August 9, 2008

IT Project Failures and Enterprise Architecture

Based on a number of studies done in the last 10 years (such as The KPMG Canada Study, The Chaos Report and others), it has been established that more than 50% of IT projects fail outright!

Why do IT projects fail? More often than not, it’s because managing IT has become a by the seat of the pants proposition—where things get decided by gut, intuition, politics, and subjective management whim. And we know that is not how to manage IT.

The way to make order out of IT project chaos is through enterprise architecture and IT governance.

EA is how we plan IT, synthesizing business and technology information, and driving business process reengineering, improvement, and the introduction of new technologies.

Governance is how we administer structured, consistent, and collaborative decision making, so managing IT is no longer a black box affair.

Together EA and IT governance provide for sound IT investment decision making, where EA serves as a strategic information asset to guide and influence capital planning and investment control activities of select-control-evaluate to ensure more successful IT project delivery.
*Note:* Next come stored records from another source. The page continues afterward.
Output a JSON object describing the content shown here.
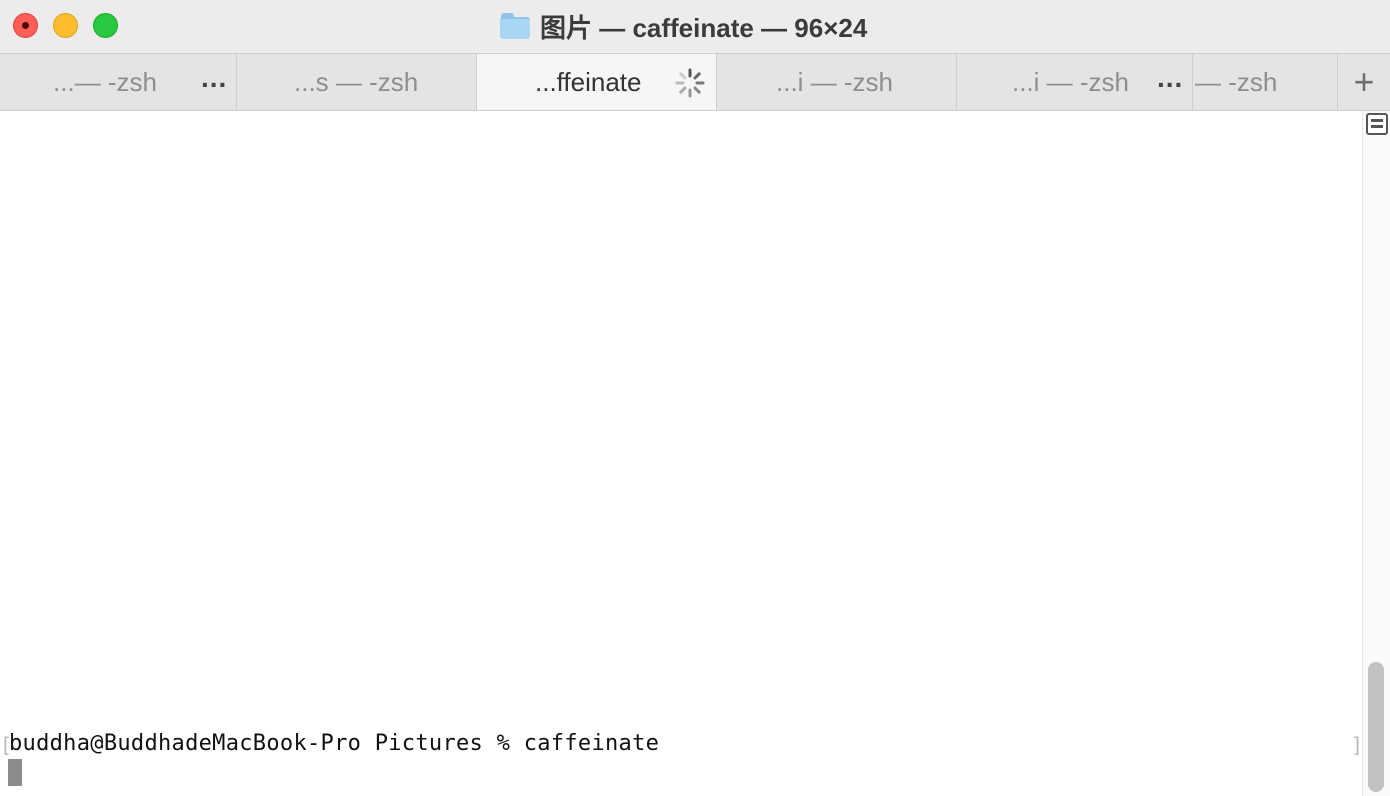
{
  "window": {
    "title": "图片 — caffeinate — 96×24",
    "folder_icon": "folder-icon"
  },
  "tabs": [
    {
      "label": "...— -zsh",
      "overflow": "..."
    },
    {
      "label": "...s — -zsh"
    },
    {
      "label": "...ffeinate",
      "active": true,
      "status_icon": "spinner-icon"
    },
    {
      "label": "...i — -zsh"
    },
    {
      "label": "...i — -zsh",
      "overflow": "..."
    },
    {
      "label": "— -zsh"
    }
  ],
  "new_tab": "+",
  "terminal": {
    "left_bracket": "[",
    "right_bracket": "]",
    "prompt_line": "buddha@BuddhadeMacBook-Pro Pictures % caffeinate"
  },
  "colors": {
    "close": "#ff5f57",
    "minimize": "#febc2e",
    "zoom": "#28c840",
    "titlebar": "#ececec",
    "tabbar": "#e4e4e4",
    "active_tab": "#f6f6f6"
  }
}
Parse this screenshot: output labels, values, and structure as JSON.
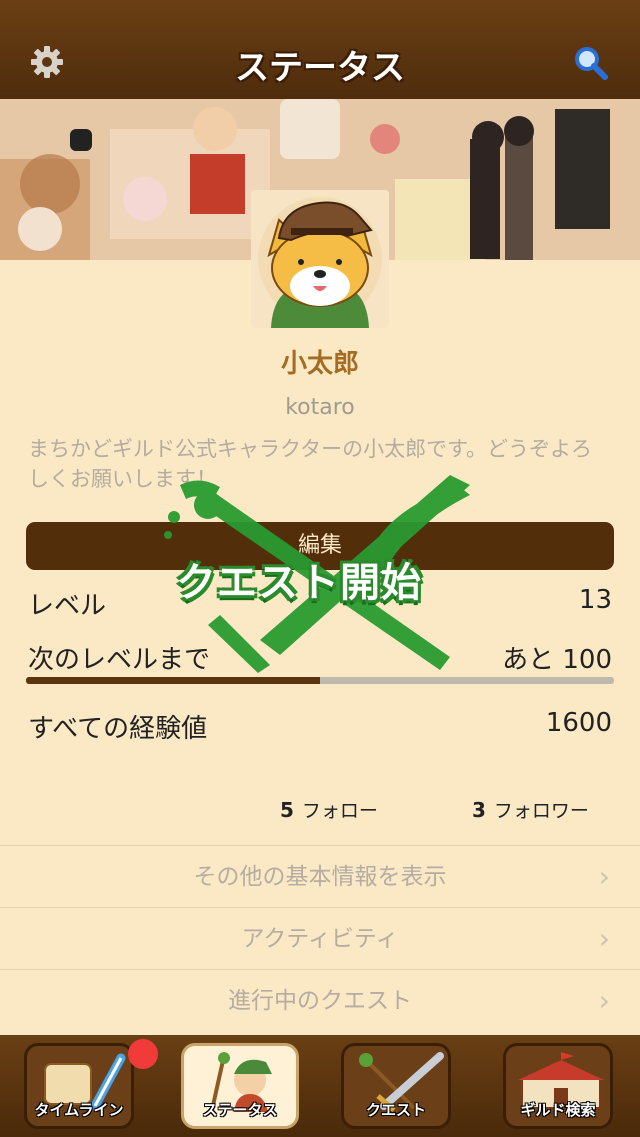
{
  "header": {
    "title": "ステータス",
    "left_icon": "gear-icon",
    "right_icon": "search-icon"
  },
  "profile": {
    "name": "小太郎",
    "user_id": "kotaro",
    "bio": "まちかどギルド公式キャラクターの小太郎です。どうぞよろしくお願いします！",
    "edit_label": "編集"
  },
  "stats": {
    "level_label": "レベル",
    "level_value": "13",
    "next_label": "次のレベルまで",
    "next_value": "あと 100",
    "progress": 0.5,
    "total_label": "すべての経験値",
    "total_value": "1600"
  },
  "social": {
    "follow_count": "5",
    "follow_label": "フォロー",
    "follower_count": "3",
    "follower_label": "フォロワー"
  },
  "menu": [
    {
      "label": "その他の基本情報を表示"
    },
    {
      "label": "アクティビティ"
    },
    {
      "label": "進行中のクエスト"
    }
  ],
  "overlay": {
    "text": "クエスト開始"
  },
  "tabs": [
    {
      "label": "タイムライン",
      "icon": "scroll-quill-icon"
    },
    {
      "label": "ステータス",
      "icon": "character-icon"
    },
    {
      "label": "クエスト",
      "icon": "sword-staff-icon"
    },
    {
      "label": "ギルド検索",
      "icon": "guild-building-icon"
    }
  ],
  "colors": {
    "header": "#4e2c0c",
    "background": "#fbe9c6",
    "accent": "#a56b22",
    "overlay_green": "#2a8a2c",
    "badge": "#f13a3a"
  }
}
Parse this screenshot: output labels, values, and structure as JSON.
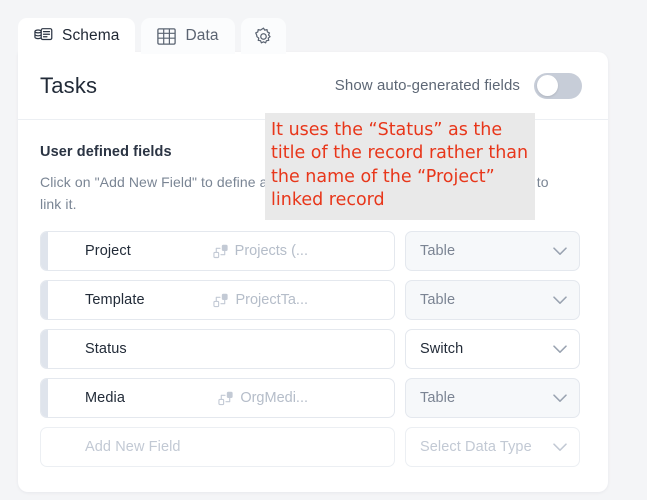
{
  "tabs": [
    {
      "label": "Schema",
      "icon": "schema-icon",
      "active": true
    },
    {
      "label": "Data",
      "icon": "table-grid-icon",
      "active": false
    },
    {
      "label": "",
      "icon": "gear-icon",
      "active": false
    }
  ],
  "header": {
    "title": "Tasks",
    "toggle_label": "Show auto-generated fields",
    "toggle_state": "off"
  },
  "body": {
    "section_title": "User defined fields",
    "section_desc": "Click on \"Add New Field\" to define a new field or drag a table from the left side to link it."
  },
  "fields": [
    {
      "name": "Project",
      "link": "Projects (...",
      "has_link": true,
      "type": "Table",
      "type_state": "disabled"
    },
    {
      "name": "Template",
      "link": "ProjectTa...",
      "has_link": true,
      "type": "Table",
      "type_state": "disabled"
    },
    {
      "name": "Status",
      "link": "",
      "has_link": false,
      "type": "Switch",
      "type_state": "enabled"
    },
    {
      "name": "Media",
      "link": "OrgMedi...",
      "has_link": true,
      "type": "Table",
      "type_state": "disabled"
    }
  ],
  "new_field": {
    "name_placeholder": "Add New Field",
    "type_placeholder": "Select Data Type"
  },
  "annotation": {
    "text": "It uses the “Status” as the title of the record rather than the name of the “Project” linked record",
    "color": "#e8361a",
    "background": "#e9e9e9"
  },
  "colors": {
    "page_background": "#f4f5f7",
    "panel": "#ffffff",
    "border": "#e4e8ee",
    "muted_text": "#7a8594",
    "toggle_track": "#c7cdd8"
  }
}
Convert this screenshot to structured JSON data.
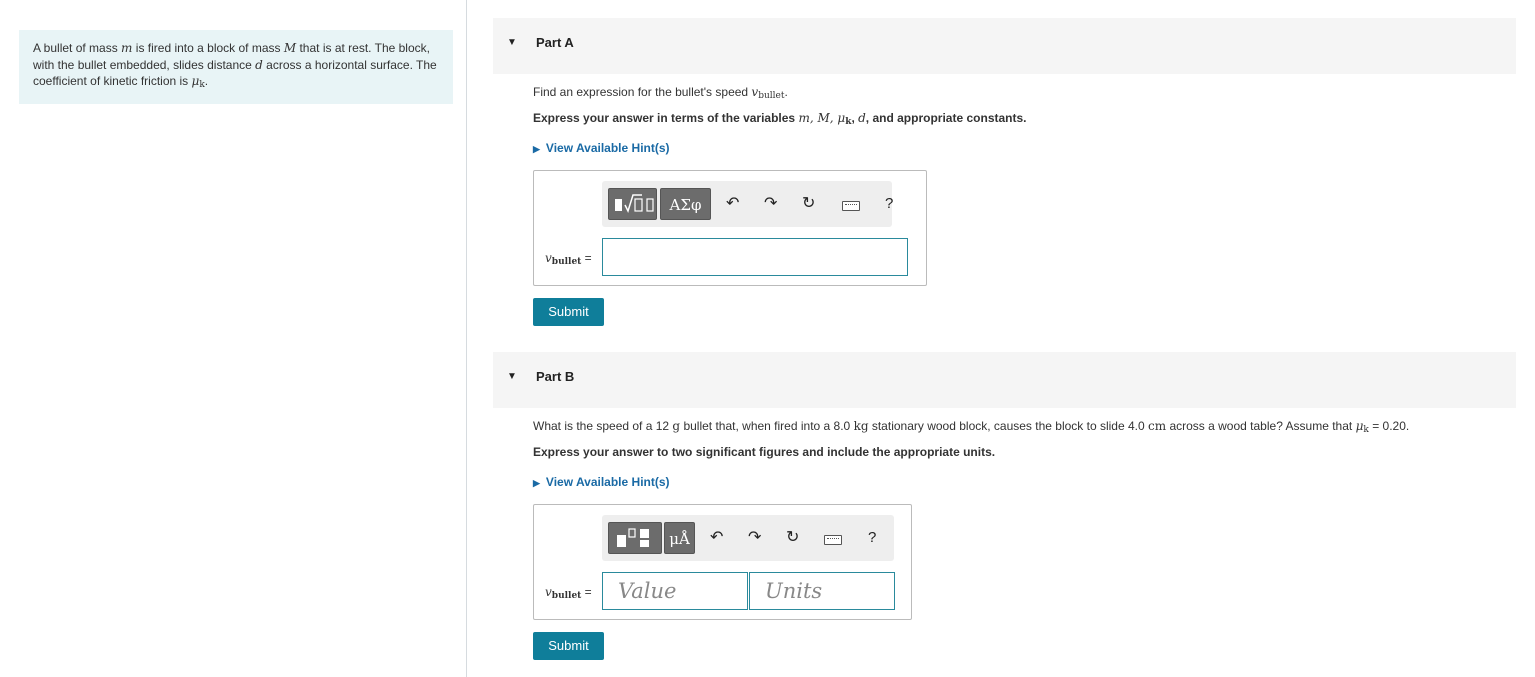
{
  "problem": {
    "text_1": "A bullet of mass ",
    "m": "m",
    "text_2": " is fired into a block of mass ",
    "M": "M",
    "text_3": " that is at rest. The block, with the bullet embedded, slides distance ",
    "d": "d",
    "text_4": " across a horizontal surface. The coefficient of kinetic friction is ",
    "mu": "μ",
    "mu_sub": "k",
    "text_5": "."
  },
  "part_a": {
    "title": "Part A",
    "question_1": "Find an expression for the bullet's speed ",
    "var": "v",
    "var_sub": "bullet",
    "question_end": ".",
    "instr_1": "Express your answer in terms of the variables ",
    "instr_vars": "m, M, μ",
    "instr_mu_sub": "k",
    "instr_2": ", ",
    "instr_d": "d",
    "instr_3": ", and appropriate constants.",
    "hint": "View Available Hint(s)",
    "toolbar_btn2": "ΑΣφ",
    "help": "?",
    "label_var": "v",
    "label_sub": "bullet",
    "label_eq": " =",
    "submit": "Submit"
  },
  "part_b": {
    "title": "Part B",
    "q1": "What is the speed of a 12 ",
    "g": "g",
    "q2": " bullet that, when fired into a 8.0 ",
    "kg": "kg",
    "q3": " stationary wood block, causes the block to slide 4.0 ",
    "cm": "cm",
    "q4": " across a wood table? Assume that ",
    "mu": "μ",
    "mu_sub": "k",
    "q5": " = 0.20.",
    "instr": "Express your answer to two significant figures and include the appropriate units.",
    "hint": "View Available Hint(s)",
    "toolbar_btn2": "μÅ",
    "help": "?",
    "label_var": "v",
    "label_sub": "bullet",
    "label_eq": " =",
    "value_placeholder": "Value",
    "units_placeholder": "Units",
    "submit": "Submit"
  }
}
Interestingly enough, Federal Times, 4 August 2008, corroborates the true high failure rate of IT projects.

According to the GAO, “Baseline adjustments hide the truth on OMB’s IT projects.”

“OMB considers a project to be over budget and off schedule [i.e. at risk] if it is projected to miss its targets by more than 10 percent.”

The reason though that all the IT projects missing the mark don’t show up on the OMB high-risk list is that “nearly half of the 180 IT projects surveyed by GAO have been rebaselined at least once. Of those, half were rebaselined twice and 11 percent were rebaselined four or more times,” according to David Powner GAO’s director of IT management issues.

What exactly does rebaselining mean?

“Nearly all of the rebaselined projects altered their cost and schedules because of changes in requirements or funding,” according to Karen Evans, OMB’s IT administrator.

So, if your changing the projected IT cost and schedule to match the actual—well then guess what? Naturally, more of your IT projects magically seem to meet their cost and schedule goals, and the true IT project failure rate is obscured.

Note that OMB is only looking at cost and schedule overruns and that doesn’t even take into account missing the mark on IT project in terms of performance parameters—one of the most important aspect of IT projects true success.

Perhaps, if we focus more on truly investing in better enterprise architecture and IT governance, then organizations wouldn’t need to rebaseline their cost and schedule projections to make for faux IT project success.